Localization of change
Code
that uses an ADT object will not need to be edited if the
implementation of the ADT is changed. Since any changes to the
implementation must still comply with the interface, and since code
using an ADT object may only refer to properties and abilities specified
in the interface, changes may be made to the implementation without
requiring any changes in code where the ADT is used.
Flexibility
Different
implementations of the ADT, having all the same properties and
abilities, are equivalent and may be used somewhat interchangeably in
code that uses the ADT. This gives a great deal of flexibility when
using ADT objects in different situations. For example, different
implementations of the ADT may be more efficient in different
situations; it is possible to use each in the situation where they are
preferable, thus increasing overall efficiency.
Typical operations
Some operations that are often specified for ADTs (possibly under other names) are
- compare(s, t), that tests whether two instances' states are equivalent in some sense;
- hash(s), that computes some standard hash function from the instance's state;
- print(s) or show(s), that produces a human-readable representation of the instance's state.

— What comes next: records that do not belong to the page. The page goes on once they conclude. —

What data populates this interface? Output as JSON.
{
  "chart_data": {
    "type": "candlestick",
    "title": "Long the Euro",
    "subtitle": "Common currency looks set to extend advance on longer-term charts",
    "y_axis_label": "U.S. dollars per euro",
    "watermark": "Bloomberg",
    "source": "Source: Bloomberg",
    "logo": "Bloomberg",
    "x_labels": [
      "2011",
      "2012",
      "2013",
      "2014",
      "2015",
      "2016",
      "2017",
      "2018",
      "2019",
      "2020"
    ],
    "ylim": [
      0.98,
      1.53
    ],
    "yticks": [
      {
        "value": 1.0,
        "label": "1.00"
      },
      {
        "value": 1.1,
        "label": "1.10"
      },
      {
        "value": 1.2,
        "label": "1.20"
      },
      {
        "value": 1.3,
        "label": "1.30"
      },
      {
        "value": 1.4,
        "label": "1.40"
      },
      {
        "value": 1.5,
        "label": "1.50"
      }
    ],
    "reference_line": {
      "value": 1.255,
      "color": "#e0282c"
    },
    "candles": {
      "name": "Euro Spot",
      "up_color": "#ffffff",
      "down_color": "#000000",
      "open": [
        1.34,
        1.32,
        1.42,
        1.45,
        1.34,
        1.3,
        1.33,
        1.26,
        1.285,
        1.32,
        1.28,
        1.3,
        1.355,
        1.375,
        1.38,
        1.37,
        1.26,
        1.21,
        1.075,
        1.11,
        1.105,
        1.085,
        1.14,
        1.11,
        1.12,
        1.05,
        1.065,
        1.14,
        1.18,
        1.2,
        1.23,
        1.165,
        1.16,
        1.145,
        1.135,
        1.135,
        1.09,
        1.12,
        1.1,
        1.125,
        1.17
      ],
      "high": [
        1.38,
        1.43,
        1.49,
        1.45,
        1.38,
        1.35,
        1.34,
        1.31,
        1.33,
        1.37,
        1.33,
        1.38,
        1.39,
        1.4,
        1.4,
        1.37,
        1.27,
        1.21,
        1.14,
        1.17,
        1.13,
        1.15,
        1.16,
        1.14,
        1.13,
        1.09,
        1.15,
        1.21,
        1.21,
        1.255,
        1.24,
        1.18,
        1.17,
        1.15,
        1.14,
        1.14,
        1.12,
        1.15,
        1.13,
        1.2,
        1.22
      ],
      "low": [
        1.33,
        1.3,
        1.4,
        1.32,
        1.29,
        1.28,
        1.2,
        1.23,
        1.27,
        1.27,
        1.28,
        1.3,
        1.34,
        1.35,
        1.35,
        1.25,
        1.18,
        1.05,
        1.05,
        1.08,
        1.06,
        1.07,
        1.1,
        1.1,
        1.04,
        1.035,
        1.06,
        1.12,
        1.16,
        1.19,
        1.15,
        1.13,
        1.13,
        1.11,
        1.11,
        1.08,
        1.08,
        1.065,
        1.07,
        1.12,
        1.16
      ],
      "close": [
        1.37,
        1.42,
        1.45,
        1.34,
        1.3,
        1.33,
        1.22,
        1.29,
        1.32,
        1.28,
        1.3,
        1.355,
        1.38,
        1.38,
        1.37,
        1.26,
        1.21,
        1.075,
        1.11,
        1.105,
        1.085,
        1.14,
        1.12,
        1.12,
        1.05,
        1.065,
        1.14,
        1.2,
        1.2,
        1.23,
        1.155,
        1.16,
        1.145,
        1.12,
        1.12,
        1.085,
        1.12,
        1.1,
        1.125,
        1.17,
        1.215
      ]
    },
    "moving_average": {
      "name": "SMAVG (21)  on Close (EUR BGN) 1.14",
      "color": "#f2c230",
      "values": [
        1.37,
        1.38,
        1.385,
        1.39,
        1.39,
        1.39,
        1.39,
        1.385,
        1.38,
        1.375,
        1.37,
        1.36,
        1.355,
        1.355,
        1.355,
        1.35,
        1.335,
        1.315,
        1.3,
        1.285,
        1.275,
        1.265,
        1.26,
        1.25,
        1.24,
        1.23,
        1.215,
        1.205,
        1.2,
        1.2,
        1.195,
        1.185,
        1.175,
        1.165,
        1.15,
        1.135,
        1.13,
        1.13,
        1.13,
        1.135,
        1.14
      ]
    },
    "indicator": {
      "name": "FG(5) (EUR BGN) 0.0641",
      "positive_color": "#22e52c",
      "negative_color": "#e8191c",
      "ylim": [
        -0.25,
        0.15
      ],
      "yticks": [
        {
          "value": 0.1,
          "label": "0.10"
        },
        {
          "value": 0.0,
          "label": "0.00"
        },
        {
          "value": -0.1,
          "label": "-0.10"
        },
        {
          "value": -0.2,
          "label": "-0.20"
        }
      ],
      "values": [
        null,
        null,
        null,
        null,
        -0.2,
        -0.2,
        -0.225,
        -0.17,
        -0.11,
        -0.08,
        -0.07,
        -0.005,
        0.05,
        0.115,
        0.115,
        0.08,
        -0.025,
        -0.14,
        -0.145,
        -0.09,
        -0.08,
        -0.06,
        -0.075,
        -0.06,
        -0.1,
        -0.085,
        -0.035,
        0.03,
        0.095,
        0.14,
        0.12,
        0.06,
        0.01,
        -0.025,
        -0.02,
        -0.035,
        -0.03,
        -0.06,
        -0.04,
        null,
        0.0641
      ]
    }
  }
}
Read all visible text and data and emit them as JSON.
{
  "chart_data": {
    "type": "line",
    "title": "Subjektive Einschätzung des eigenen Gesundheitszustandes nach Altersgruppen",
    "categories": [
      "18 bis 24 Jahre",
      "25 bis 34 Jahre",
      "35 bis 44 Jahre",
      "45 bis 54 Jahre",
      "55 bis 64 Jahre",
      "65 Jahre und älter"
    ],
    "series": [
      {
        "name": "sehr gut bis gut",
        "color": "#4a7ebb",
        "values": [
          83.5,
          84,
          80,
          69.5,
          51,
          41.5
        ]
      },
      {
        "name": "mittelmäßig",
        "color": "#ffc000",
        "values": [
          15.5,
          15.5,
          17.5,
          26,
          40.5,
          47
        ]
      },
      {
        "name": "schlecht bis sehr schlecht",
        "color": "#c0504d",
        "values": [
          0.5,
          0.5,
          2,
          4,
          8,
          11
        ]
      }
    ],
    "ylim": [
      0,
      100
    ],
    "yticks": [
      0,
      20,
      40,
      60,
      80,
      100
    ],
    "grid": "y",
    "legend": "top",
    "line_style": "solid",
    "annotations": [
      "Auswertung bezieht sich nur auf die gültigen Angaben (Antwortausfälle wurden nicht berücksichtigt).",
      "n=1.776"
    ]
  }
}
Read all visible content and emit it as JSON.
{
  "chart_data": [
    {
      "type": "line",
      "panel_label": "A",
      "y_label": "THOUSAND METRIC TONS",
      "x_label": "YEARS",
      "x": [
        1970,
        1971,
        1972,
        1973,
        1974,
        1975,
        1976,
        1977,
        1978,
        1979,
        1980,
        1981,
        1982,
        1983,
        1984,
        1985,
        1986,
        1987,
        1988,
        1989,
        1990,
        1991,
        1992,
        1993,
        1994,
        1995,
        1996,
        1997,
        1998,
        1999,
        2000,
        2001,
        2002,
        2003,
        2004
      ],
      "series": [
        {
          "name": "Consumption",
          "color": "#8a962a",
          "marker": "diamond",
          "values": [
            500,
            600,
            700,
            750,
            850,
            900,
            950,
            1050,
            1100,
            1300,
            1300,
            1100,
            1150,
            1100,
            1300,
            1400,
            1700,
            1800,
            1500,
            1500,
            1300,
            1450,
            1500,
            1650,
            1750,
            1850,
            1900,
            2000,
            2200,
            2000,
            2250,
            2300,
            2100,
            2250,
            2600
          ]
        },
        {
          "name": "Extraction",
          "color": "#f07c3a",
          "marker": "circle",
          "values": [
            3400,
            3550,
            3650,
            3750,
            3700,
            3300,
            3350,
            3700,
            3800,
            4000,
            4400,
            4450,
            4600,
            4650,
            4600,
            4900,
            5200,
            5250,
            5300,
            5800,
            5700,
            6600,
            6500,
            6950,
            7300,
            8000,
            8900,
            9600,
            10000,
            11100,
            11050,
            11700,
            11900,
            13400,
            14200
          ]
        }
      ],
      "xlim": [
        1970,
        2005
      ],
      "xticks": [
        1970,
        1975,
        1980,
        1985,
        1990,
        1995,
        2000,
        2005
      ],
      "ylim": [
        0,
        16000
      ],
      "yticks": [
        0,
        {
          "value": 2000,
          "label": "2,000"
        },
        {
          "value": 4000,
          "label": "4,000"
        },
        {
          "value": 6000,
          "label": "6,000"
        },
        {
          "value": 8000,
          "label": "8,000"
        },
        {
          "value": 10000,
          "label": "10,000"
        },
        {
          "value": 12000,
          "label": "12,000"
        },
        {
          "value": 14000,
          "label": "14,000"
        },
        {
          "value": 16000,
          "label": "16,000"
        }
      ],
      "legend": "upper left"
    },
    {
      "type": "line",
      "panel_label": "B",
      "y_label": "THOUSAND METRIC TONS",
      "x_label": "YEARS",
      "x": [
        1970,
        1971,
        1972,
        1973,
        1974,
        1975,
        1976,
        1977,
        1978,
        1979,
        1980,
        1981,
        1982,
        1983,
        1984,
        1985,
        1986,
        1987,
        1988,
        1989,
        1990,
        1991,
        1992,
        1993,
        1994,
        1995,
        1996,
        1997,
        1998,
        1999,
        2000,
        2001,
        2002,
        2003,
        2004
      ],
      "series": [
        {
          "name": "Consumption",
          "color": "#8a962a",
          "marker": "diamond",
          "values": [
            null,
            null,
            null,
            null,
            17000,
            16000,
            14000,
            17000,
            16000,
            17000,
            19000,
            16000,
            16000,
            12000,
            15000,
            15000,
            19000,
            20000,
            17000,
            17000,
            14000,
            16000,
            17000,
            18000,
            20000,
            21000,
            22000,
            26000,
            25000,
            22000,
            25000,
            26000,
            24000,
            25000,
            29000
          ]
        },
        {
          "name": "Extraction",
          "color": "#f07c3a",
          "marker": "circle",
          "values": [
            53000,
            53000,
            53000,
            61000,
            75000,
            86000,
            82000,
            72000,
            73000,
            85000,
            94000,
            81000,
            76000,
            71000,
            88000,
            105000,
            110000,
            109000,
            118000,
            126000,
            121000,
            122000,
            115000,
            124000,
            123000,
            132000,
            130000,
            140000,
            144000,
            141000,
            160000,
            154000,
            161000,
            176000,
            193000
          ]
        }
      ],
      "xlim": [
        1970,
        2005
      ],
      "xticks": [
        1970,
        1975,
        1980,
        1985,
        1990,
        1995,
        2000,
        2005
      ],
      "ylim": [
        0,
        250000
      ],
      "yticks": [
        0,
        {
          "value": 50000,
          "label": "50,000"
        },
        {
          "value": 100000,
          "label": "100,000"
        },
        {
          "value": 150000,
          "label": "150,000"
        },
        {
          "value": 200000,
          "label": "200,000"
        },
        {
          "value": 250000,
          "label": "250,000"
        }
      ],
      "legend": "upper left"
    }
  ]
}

In imperative-style ADT definitions, one often finds also
- create(), that yields a new instance of the ADT;
- initialize(s), that prepares a newly created instance s for further operations, or resets it to some "initial state";
- copy(s, t), that puts instance s in a state equivalent to that of t;
- clone(t), that performs s ← create(), copy(s, t), and returns s;
- free(s) or destroy(s), that reclaims the memory and other resources used by s.
The free operation is not normally relevant or meaningful,
since ADTs are theoretical entities that do not "use memory". However,
it may be necessary when one needs to analyze the storage used by an
algorithm that uses the ADT. In that case one needs additional axioms
that specify how much memory each ADT instance uses, as a function of
its state, and how much of it is returned to the pool by free.